Kalimat (5) menggunakan pola persajakan dengan kata di bagian tengah yang berakhiran ang-ang. Kalimat (6) menggunakan pola persajakan dengan kata di bagian tengah yang berakhiran i-i.

f) Sajak Dalam, adalah pola persajakan yang berada di dalam satu baris sajak (Pradopo, 1997: 61).

Berikut adalah hasil analisis terhadap puisi Tri Budhi Sastrio berjudul Mengampuni itu Indah dan Mudah. Pada puisi tersebut ditemukan penggunaan sajak dalam sebagai berikut.

(1) Gundah, susah apalagi resah, semuanya bisa pasrah (hlm. 151, larik ke-3)

(2) Marah dan susah, jengah gelisah, tak terengah-engah (hlm. 151, larik ke-11)

Kalimat (1) menggunakan pola persajakan dengan kata-kata yang berakhiran ah-ah dalam satu baris sajak. Kalimat (2) menggunakan pola persajakan dengan kata-kata yang berakhiran ah-ah dalam satu baris sajak.

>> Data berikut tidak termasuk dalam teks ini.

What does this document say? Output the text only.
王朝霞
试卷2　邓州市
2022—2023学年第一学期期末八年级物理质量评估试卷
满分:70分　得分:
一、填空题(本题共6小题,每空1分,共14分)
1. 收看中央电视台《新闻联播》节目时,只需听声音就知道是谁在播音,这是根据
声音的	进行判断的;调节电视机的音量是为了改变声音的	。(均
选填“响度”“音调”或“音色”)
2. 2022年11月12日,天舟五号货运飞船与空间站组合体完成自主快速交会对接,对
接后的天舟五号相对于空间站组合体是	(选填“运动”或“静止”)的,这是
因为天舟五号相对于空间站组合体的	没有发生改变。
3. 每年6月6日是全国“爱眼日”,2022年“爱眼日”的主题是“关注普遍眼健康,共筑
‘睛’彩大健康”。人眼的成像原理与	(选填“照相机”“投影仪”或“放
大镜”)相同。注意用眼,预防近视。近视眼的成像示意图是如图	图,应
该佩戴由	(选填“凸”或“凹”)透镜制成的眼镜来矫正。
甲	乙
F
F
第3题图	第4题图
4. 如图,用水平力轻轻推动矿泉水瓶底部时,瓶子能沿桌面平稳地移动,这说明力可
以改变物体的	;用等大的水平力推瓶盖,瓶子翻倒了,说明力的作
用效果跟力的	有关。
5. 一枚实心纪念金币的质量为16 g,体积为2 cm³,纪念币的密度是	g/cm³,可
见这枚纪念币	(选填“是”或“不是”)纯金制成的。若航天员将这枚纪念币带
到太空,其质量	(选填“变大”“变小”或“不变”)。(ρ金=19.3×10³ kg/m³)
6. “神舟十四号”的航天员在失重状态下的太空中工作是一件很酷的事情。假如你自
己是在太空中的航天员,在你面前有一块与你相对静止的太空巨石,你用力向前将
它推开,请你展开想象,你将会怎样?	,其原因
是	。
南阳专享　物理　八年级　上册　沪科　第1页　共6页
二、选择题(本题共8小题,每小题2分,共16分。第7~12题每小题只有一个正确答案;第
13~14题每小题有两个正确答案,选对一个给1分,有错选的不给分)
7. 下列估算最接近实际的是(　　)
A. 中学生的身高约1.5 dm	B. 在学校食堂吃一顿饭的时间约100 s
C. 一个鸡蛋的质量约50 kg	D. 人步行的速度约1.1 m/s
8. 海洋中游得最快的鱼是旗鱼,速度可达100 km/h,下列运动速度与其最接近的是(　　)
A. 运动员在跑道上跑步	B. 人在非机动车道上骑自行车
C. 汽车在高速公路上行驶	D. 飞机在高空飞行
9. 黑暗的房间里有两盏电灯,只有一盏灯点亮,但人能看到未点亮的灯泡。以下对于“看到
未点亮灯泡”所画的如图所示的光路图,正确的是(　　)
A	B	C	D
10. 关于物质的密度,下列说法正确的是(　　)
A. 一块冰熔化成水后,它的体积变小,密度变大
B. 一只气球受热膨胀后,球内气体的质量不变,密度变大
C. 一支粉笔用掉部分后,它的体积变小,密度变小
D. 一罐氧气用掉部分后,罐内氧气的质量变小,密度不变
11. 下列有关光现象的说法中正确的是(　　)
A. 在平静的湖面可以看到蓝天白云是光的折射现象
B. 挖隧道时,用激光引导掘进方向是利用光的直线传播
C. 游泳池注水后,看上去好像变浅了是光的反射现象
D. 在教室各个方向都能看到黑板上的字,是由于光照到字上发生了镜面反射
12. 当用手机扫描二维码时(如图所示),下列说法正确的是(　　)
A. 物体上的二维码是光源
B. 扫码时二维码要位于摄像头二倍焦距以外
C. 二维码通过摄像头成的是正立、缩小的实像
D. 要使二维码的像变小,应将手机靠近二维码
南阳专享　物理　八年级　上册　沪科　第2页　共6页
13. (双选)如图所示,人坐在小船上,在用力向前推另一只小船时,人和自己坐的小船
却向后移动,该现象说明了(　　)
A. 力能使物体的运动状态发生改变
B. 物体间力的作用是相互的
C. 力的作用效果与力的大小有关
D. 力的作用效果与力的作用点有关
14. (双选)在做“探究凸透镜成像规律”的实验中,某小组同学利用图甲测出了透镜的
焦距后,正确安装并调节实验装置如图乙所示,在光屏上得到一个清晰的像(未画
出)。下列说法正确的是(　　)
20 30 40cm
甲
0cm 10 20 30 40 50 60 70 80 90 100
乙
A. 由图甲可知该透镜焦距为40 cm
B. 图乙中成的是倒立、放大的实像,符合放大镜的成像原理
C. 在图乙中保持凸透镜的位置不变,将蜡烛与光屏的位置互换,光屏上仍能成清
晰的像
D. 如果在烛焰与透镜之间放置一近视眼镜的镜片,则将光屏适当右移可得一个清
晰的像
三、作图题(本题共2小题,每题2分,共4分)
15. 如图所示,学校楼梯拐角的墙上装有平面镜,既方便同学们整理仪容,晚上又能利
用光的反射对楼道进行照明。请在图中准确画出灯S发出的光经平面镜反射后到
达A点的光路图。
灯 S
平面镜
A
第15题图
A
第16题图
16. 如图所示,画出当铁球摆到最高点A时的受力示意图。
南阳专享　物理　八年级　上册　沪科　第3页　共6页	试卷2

Berikut adalah hasil analisis terhadap puisi Tri Budhi Sastrio berjudul Ilusi Korupsi dan Remisi. Pada puisi tersebut ditemukan penggunaan sajak dalam sebagai berikut.

(3) Yang tidak pantas dibicarakan ke atas pentas nasional (hlm. 174, larik ke-6)

(4) Maka semua pihak tentu gembira jika vonisnya ke penjara (hlm. 175, larik ke-22)

Kalimat (3) menggunakan pola persajakan dengan kata-kata yang berakhiran tas-tas dalam satu baris sajak. Kalimat (4) menggunakan pola persajakan dengan kata-kata yang berakhiran ra-ra dalam satu baris sajak.

Berikut adalah hasil analisis terhadap puisi Tri Budhi Sastrio berjudul Merdeka (Ber)Korupsi. Pada puisi tersebut ditemukan penggunaan sajak dalam sebagai berikut.

(5) Telah ditaklukkan tak hanya bermodalkan pedang dan parang (hlm. 195, larik ke-7)

(6) Tempat dalih saling serang, pembuktian saling berperang (hlm. 196, larik ke-25)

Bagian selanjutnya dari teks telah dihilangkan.